When I worked in an office I used to take three or four pieces of fruit to work with me every day, I sat them on my desk and just snacked on them whilst I was working. I read somewhere that it’s a good idea to snack throughout the day rather than just slamming it at three main meals, something about keeping your metabolism ticking over. I don’t remember properly, but it meant I never really felt hungry and didn’t turn to snacking on crisps or chocolate or… who am I kidding? There was a Pound Bakery literally 60 seconds from my old office that did two pasties for £1. They were probably made with 50% carcinogens and 50% grey matter but when you’re working late and getting hungry they’re seriously tempting, so having the fruit right there meant it always won out and is probably the reason I’m alive today.
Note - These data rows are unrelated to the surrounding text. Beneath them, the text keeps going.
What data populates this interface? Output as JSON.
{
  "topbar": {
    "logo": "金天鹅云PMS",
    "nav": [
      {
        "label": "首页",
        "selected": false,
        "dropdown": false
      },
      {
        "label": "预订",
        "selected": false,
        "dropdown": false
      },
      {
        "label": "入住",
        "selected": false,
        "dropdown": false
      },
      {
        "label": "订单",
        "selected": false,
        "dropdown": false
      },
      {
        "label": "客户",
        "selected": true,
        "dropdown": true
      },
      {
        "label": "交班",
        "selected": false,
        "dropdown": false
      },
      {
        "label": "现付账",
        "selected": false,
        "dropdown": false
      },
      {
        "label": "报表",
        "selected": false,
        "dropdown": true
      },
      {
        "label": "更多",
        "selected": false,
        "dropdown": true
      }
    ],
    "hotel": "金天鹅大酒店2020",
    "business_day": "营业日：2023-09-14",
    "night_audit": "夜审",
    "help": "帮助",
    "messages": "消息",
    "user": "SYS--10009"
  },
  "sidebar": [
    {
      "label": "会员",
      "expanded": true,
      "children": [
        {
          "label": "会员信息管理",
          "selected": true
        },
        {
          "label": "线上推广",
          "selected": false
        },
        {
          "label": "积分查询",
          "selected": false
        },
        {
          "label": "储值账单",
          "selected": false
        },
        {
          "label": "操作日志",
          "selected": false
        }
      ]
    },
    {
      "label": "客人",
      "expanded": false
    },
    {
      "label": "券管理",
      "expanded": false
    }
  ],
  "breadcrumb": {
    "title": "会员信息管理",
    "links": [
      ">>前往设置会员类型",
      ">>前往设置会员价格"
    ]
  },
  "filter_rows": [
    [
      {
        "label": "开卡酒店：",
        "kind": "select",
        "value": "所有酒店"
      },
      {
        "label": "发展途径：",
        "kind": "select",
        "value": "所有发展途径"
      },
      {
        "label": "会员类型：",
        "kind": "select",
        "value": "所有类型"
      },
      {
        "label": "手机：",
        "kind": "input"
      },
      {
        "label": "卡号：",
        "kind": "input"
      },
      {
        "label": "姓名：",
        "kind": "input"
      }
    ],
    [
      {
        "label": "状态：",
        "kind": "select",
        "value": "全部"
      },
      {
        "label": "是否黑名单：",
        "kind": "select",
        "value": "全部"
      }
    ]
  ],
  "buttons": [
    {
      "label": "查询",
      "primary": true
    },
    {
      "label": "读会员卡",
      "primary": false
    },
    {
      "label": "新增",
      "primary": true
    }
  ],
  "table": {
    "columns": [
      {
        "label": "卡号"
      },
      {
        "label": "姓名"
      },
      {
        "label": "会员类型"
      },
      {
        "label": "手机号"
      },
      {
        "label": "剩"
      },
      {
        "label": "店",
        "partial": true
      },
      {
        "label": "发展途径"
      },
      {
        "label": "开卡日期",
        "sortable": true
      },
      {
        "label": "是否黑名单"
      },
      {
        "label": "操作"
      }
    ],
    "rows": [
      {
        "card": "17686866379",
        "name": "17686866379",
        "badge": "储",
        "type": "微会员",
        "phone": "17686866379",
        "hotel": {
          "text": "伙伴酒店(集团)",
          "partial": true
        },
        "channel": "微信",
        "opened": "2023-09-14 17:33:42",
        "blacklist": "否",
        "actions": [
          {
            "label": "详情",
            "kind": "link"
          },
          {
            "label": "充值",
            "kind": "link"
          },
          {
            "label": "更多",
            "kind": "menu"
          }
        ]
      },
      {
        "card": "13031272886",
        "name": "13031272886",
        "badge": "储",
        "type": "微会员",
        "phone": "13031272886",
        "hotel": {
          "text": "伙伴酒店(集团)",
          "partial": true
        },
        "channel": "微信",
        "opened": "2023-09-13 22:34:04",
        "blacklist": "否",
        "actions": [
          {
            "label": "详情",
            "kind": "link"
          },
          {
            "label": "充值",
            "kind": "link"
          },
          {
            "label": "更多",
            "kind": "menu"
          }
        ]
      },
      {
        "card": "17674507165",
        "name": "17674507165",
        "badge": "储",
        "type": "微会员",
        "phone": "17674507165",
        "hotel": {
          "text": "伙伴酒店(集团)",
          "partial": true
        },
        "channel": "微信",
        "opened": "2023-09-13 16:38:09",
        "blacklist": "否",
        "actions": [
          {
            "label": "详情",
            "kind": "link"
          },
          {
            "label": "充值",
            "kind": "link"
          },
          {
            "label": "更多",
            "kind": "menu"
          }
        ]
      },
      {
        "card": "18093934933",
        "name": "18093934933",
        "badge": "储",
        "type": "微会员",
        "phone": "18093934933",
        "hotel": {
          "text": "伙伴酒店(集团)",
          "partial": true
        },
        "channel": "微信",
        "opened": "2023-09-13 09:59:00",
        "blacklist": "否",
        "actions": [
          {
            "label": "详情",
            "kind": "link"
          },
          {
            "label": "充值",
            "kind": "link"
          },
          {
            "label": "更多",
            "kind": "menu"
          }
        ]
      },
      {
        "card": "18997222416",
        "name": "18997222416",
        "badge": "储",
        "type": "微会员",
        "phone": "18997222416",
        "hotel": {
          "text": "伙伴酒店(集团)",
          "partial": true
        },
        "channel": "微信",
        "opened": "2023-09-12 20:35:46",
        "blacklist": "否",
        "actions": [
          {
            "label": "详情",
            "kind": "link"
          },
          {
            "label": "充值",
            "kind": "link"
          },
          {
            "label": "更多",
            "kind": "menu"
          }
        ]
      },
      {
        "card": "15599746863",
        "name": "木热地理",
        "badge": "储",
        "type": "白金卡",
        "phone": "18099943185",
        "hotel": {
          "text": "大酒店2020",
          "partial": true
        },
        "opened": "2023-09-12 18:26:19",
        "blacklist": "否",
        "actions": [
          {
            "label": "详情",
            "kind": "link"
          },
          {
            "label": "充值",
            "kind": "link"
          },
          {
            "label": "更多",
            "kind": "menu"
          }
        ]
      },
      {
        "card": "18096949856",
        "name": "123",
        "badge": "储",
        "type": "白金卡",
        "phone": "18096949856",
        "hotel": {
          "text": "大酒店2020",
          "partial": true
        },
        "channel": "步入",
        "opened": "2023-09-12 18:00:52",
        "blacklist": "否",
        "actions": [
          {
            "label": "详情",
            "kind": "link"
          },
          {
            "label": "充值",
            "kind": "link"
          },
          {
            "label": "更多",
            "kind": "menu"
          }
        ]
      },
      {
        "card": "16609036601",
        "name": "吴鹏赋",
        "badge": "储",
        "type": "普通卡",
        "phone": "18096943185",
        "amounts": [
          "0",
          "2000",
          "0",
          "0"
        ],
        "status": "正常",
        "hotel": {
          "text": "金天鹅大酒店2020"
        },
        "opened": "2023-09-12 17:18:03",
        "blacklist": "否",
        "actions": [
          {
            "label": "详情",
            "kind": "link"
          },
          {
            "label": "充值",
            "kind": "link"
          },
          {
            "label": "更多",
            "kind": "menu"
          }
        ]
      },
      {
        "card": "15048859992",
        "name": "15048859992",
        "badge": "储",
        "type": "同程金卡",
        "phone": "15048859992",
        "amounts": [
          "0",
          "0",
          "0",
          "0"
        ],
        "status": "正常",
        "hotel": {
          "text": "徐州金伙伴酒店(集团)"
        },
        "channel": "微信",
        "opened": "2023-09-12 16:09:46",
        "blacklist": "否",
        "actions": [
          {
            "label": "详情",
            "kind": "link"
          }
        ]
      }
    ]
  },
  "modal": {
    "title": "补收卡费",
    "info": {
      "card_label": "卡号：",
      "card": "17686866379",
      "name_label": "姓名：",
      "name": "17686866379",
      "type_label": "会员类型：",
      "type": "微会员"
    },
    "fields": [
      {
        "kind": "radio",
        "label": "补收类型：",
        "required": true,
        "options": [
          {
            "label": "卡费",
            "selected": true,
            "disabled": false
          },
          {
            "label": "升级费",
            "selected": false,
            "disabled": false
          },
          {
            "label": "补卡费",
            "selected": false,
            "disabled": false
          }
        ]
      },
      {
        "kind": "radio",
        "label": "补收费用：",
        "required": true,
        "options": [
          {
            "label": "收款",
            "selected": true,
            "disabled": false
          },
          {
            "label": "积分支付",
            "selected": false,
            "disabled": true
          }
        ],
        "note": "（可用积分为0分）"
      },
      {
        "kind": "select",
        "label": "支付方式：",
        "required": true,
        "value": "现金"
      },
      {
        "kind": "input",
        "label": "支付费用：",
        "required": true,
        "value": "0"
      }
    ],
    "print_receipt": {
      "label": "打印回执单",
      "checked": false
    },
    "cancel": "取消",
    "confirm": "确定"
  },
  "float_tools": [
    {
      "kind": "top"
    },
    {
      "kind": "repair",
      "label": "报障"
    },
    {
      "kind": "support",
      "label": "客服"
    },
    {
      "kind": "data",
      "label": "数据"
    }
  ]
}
Working from home though I have no need to throw some food into my bag every morning, the kitchen is just there. However that also meant no fruit on the desk and I am eating way less healthiness because of it. I recently saw a report saying that we should now be eating eight pieces of fruit or veg a day and I was like “well yeah… doesn’t everyone already?”. Turns out that not having fruit sat on desk means I just don’t seem to eat it now and suddenly the report made sense. So put your fruit bowl where you work or at least grab a few apples in the morning and pop them on your desk.
FYI this will probably have zero effect on your productivity, but I just worry about you.
This is the thing I struggle with the most. I hate waking up, actually no, I hate getting up (I can happily wake up and then play on my phone for an hour). Having to go to an office to work always meant you had that knowledge that it would be x amount of time before you actually started work. So whenever you do get up, it may be a hour and a half before your done with getting ready, travelled to the office and actually sat down to work. It made me feel like I was always late and it was an incentive to get moving in the mornings.
“That kind of knowledge is just snooze fuel.”
Now that I’m at home though I know that I can literally start work about three minutes after I get up if I really need to. That kind of knowledge is just snooze fuel. I haven’t got a locked on solution for this one other than setting my alarm and telling myself I need to be sat working by 9:30. I started at 10:15 today so I have a still have a ways to go. I’m going to test some wake up techniques over the next few months and let you know how they go, but in the interim just be aware that you need to set yourself a start time.
Actually I lied to you before, this is the thing I struggle with the most.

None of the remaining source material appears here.